Tips for financing your growing business
4 minutes read
Is it time to go shopping for a major purchase for your growing small business? It can be hard not to get swept up in the excitement.
Whether it’s a major technology upgrade or shiny new equipment, you will probably spend hours shopping for the best product, comparing reviews and talking with vendors.
Then comes the hard part. How do I pay for it? Here’s where many entrepreneurs could be doing a better job.
Financial planning is critical to make sure your investment doesn’t stretch your cash flow and sink you.
The dangers of high growth
“Growth can put an enormous strain on the cash flow of a company,” says Patrice Bernard, Senior Vice President, Products and Shared Services at BDC.
Small business owners often make the mistake of financing growth out of their cash flow or by cobbling together a patchwork of smaller loans for each individual purchase, Bernard says.
The result can be poor financing rates and repayment conditions. Or even worse—the company may suddenly become caught in a cash flow squeeze. And then it may be too late to line up financing.
“It’s as if you used a credit card to finance your home renovations. Your cash flow would be really affected,” Bernard says.
Bad financial planning is especially common—and risky—at fast-growing companies. “You need to plan more if you’re expanding because you usually have much higher accounts payable and receivable,” Bernard says.
Use financial planning to protect your business
The solution is to take time to do a financial plan for upcoming investments, preferably at the beginning of each year.
The first step is to work out how much financing you’ll need based on your overall business growth plans.
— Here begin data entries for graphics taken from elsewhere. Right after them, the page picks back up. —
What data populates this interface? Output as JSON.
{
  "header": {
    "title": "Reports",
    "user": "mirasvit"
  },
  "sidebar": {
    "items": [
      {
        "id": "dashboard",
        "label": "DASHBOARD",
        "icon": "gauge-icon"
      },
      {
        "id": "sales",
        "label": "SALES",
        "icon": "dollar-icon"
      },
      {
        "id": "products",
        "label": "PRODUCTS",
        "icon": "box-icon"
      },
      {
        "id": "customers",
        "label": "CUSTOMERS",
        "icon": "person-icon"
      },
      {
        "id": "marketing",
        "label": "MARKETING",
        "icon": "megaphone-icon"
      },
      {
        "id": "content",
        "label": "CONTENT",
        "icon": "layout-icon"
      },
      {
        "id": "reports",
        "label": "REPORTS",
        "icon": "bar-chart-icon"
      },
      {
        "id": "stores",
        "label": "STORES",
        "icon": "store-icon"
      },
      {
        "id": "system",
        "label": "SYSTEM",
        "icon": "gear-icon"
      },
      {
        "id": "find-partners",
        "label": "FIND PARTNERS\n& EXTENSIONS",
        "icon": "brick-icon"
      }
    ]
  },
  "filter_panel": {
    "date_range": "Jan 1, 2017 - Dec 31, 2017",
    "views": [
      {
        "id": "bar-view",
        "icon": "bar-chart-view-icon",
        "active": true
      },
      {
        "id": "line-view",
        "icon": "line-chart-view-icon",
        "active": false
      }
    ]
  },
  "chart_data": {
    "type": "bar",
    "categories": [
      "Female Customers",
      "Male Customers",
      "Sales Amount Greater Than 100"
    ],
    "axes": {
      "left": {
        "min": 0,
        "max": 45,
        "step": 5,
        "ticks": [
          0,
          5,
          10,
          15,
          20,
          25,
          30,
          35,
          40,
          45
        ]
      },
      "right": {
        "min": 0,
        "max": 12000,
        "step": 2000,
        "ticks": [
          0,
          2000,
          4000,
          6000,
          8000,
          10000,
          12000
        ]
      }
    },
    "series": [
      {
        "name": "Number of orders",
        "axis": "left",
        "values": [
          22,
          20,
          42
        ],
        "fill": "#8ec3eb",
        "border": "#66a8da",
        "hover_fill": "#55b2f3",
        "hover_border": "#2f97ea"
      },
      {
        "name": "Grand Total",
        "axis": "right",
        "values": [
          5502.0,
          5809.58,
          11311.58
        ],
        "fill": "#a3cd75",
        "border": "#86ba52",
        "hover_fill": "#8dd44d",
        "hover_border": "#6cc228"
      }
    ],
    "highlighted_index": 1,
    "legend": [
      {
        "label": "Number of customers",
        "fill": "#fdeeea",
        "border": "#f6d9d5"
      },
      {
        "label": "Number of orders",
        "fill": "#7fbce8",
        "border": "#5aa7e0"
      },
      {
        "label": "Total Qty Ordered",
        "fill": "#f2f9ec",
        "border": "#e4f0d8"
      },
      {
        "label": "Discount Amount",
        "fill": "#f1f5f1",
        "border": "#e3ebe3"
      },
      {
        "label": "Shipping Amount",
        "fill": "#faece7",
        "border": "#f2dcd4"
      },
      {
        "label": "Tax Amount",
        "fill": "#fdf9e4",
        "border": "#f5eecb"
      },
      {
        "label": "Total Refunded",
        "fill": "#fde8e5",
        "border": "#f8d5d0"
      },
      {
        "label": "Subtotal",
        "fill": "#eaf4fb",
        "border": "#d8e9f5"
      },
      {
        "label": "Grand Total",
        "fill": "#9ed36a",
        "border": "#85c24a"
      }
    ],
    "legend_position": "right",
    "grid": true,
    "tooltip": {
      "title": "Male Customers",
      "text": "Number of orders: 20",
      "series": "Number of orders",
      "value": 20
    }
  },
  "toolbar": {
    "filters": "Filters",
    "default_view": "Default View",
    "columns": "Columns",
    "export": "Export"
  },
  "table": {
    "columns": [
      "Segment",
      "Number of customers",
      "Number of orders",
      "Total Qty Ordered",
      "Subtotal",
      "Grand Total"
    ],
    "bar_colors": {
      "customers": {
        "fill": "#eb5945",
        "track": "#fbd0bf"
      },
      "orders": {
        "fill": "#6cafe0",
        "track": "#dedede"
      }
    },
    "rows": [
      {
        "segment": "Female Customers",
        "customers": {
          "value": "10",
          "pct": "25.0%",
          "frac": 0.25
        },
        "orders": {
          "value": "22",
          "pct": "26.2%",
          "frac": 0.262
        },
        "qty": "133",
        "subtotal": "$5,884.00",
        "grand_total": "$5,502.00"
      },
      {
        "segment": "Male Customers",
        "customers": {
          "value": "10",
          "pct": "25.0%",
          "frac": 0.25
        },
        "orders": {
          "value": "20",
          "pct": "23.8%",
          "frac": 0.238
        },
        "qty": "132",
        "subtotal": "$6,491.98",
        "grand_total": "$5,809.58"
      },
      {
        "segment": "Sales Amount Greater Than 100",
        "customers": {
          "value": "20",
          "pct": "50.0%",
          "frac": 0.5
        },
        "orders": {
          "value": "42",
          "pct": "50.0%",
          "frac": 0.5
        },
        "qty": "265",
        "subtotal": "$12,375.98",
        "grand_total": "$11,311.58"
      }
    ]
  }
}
Next, meet with your financial partners early on to discuss your plans and brief them about your needs for the coming year. This is the time to secure a credit line for your upcoming investments, which you can draw on as needed and then convert into long-term debt at the end of the year.
Plan ahead to get financing
The idea is to plan your financing to have the best possible conditions for your debt. The exercise may even show that you need more than one financial partner to give you enough flexibility.
And never pay for large expansion projects out of your cash flow even if it looks like you’ve got oodles of extra cash on hand right now.
“That’s a big mistake,” Bernard says. “When cash flow is good, you think it will always be like that. But if a company is growing, it has to invest much more than other companies. And profits usually won’t be enough to cover your investments.”
Growth—an opportunity to organize your finances
Rob Read always used self-financing at his rapidly growing fire extinguisher maintenance company, Bison Fire Protection, as it ballooned from five to 50 employees over a decade.
But when Read and a partner decided to expand into new lines of business, such as fire alarms and sprinkler services, they realized they needed better financial planning.
They brought in an outside consultant to help them plot out their overall business strategy, including laying out a financial plan. The exercise led them to do their first budgeting and forecasting. They also added a line of credit and overdraft protection to their financial mix to make sure they had money lined up before they actually needed it.
Equally important, Read says, he began holding regular meetings with his bankers to discuss future needs. “They’re partners in our business. They’re definitely part of the team.”
Ways to finance your growth
Thinking about how to finance your growing company? Here are some tips.
1. Talk to your suppliers
Consider asking vendors for financing for a purchase. Many are willing to offer a loan if it means a sale—a win-win for the supplier and you. And if you’re a supplier yourself, think about offering customers financing. It could become a new revenue stream and boost sales at the same time.
2. Speed up cash flow
Every entrepreneur knows productivity is important. But how many focus on the productivity of their cash? After all, faster cash flow is a big competitive advantage. Consider offering customers creative terms to speed up cash flow—such as a 2% discount to those who pay within 10 days. This is costly, but getting cash quicker can mean more peace of mind and a reduced line of credit.
3. Focus on quality clients
Some customers are slow to pay because their cash flow isn’t great. Sometimes they’re not worth the effort or risk. A trademark of well-managed companies is a focus on high-margin, quality customers. They translate into smoother finances and fewer surprises as you grow.